異世界日記 『第四部 見習い日記学舎編』 このページをアンテナに追加 RSSフィード

 ■本家サイト作者ブログはつせの世界メール

2007-01-14

夏の気長な太陽がそろそろ赤みを増して地平線に近づく頃、出かけていた二組が時を同じくして戻ってきた。

できあがった杖を受け取って、杖にキャイキャイ喜んでまとわりつくノゾミ君を連れて井戸で水を飲んでいると、門の向こうに馬を連れた一団がこちらに向かってくるところだった。

「にいちゃ~ん!!」

まだ草原の向こうの丘にかすかに人影が数人見えるだけなのに、その中に飛び上がって手を振っている奴がいる。

そいつは手を振りながら凄い勢いで突っ走ってくる。

「おーい!」

と手を振っている間に、ぴょこんと飛び出た耳と勢いよく揺れるしっぽが目に入り、すぐに大きく開いた口とドングリまなこが判別できるようになった。

「にーちゃんただいま!!」

上気した頬を夕日の金色に染めて、ケルベロスが元気よく声を上げる。満面の笑みを浮かべているから、どうやら外出は存分に楽しめたようだ。

「おう、おかえり。楽しかったか?」

走ってきたそのままの勢いで、オレの腹にがつんと突っ込んでくるワンコを、慌てて腕で抱える。

頭をワシワシと撫でてやると、なにやらお日様に干した布団みたいな匂いがする。

「兄ちゃん、オイラたち山の麓まで行ったんだぞ!滝があってな!それで……」

と、一気呵成にしゃべり出したワンコが、ぴたりと口を止めた。

「あん、どした?」

胸元に抱きついているちっこい奴の顔を覗き込むと、オレが右手に握っている杖をじーっと見ていた。

「……なにこれ?」

そこには、長さ約10フィート(3m)の杖の先からにょろ~んと頭だけ突き出している光るヘビ、ノゾミ君の姿があった。

どうやら、杖に宿るというか、その中に住まうことに成功した上に、体の一部を出し入れするのも自由になったらしい。非常に胡散臭いのでやめて欲しいところではあるが。

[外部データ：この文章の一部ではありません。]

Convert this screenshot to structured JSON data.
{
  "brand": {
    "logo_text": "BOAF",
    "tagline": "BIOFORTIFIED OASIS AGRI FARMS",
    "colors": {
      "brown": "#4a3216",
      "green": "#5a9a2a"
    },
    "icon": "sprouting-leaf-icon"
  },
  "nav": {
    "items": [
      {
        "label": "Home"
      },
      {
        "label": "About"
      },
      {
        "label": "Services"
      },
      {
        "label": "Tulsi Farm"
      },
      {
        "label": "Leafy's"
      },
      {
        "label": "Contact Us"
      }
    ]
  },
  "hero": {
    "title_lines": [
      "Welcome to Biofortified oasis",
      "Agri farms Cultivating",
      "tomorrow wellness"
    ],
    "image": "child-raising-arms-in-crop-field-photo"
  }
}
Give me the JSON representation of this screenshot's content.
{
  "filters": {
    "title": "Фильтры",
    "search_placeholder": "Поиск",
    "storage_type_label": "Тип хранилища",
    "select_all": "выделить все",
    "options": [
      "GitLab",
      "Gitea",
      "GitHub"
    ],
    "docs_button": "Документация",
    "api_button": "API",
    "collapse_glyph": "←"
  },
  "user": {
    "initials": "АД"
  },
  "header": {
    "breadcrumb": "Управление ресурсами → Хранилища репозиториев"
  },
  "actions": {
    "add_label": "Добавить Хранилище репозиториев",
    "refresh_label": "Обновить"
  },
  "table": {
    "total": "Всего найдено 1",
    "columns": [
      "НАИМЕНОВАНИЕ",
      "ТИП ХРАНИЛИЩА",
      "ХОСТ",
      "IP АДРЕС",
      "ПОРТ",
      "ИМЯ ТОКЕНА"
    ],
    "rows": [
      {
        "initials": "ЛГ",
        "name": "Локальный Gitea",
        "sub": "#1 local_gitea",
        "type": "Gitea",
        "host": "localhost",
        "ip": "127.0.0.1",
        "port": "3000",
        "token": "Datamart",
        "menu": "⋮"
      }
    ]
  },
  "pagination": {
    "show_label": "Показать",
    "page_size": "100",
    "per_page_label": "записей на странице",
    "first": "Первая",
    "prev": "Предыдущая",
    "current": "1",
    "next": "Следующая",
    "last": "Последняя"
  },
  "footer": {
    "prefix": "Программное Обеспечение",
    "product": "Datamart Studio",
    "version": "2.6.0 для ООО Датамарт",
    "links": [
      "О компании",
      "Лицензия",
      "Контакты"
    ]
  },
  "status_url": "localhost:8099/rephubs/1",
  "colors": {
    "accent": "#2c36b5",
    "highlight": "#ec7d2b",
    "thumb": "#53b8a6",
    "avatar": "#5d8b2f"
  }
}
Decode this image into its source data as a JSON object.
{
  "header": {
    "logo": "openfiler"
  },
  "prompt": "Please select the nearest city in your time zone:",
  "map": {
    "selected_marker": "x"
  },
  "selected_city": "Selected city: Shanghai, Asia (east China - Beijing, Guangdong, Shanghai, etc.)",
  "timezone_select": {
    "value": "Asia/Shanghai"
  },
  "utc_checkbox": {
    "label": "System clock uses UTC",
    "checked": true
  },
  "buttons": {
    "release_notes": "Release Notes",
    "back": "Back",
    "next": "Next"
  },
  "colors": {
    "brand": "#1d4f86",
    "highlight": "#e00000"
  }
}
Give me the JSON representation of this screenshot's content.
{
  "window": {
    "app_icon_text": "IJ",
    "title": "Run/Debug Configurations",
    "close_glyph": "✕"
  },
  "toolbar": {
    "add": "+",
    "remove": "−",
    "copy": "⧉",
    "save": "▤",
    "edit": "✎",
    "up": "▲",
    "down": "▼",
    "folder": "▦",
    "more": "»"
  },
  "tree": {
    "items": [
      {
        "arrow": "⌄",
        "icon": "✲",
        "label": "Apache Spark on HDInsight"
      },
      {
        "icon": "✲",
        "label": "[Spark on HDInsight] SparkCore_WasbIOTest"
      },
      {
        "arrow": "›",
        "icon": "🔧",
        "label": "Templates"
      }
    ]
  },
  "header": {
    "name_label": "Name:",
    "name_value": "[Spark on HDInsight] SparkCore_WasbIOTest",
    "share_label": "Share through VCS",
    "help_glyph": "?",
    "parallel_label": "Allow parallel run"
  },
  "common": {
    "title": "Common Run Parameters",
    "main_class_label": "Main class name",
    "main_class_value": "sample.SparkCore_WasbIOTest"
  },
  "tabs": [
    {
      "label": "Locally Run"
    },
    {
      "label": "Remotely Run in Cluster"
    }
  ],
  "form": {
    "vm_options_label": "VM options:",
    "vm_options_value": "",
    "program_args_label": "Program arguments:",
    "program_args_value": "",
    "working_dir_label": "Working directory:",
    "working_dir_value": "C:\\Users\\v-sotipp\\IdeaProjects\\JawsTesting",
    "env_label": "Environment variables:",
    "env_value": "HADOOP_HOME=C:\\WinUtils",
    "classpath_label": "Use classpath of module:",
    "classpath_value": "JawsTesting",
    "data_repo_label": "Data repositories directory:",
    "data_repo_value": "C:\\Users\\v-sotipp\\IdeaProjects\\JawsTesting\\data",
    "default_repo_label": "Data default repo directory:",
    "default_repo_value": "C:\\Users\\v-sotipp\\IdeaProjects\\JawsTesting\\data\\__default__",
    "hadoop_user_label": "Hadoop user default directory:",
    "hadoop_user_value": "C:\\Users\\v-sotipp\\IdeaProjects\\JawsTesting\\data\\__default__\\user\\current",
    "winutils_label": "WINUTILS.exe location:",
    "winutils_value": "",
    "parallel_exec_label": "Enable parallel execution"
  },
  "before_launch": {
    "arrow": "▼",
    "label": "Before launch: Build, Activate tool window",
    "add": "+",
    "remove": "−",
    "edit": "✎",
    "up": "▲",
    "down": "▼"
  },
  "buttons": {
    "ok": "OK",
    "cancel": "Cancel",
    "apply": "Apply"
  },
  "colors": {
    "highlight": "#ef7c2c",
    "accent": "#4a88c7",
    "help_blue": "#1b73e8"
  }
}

「あー、これはな。オレの新しい相棒で、光霊のノゾミ君だ。気軽に『ノンちゃん』とか『ノノっち』とか呼んでやってくれ。」

気さくにそう声を掛けるが、ワンコはなにやら怪訝な表情を浮かべつつオレの体をよじ登りはじめた。

「ど、どうしたワンコ?」

するすると器用に背中からオレの首に上ったワンコは、勝手に肩車状態に移行して太ももでオレの首を挟んでこういった。

「こっちはオイラの場所だからな!」

杖の上できょろきょろと首を動かしているノゾミ君に、なにやらきちんと宣言したかったらしい。

「あのなぁ。オレはお前の縄張りじゃねーぞ。」

という声も空しく、ノゾミ君とワンコはなにやら通じるのか通じないかわからない会話をオレの頭上で開始しはじめていた。


うきゃうきゃとかきゃいきゃいと忙しなく騒ぐ一人と一匹というか二匹というか、とにかく二人にされるがままになっていると、さらに傾いて赤みを増した夕日の中、一群の人たちが門をくぐって近づいてきた。どうやら、ホーサ一行とマッコール爺さん一行が合流して一緒にかえってきたようだ。

「おかえりみんな。」

「ただいま、セタンタ。」

馬を牽きながら先頭を歩くホーサに続いて、シグルーンベレヌスも笑顔で返事を返してくる。どうやら、皆楽しく休日を過ごせたようだな。

「もうすぐ夕飯だそうだよ。みんな準備をして来た方が良いな。手伝うよ、ホーサ。」

三々五々館に入っていく一行を見送りながら、ホーサの馬具を下ろしてもってやる。

「ありがとう、セタンタ。」

「いや、引率大変だっただろ。」

「ん、そうでもないわ。みんないい子にしてたし。」

「みんな無事で戻ってきて何よりだ。」

そんな会話を交わしつつ、オレは『そう言えば誰か足りないような』などと思っていた。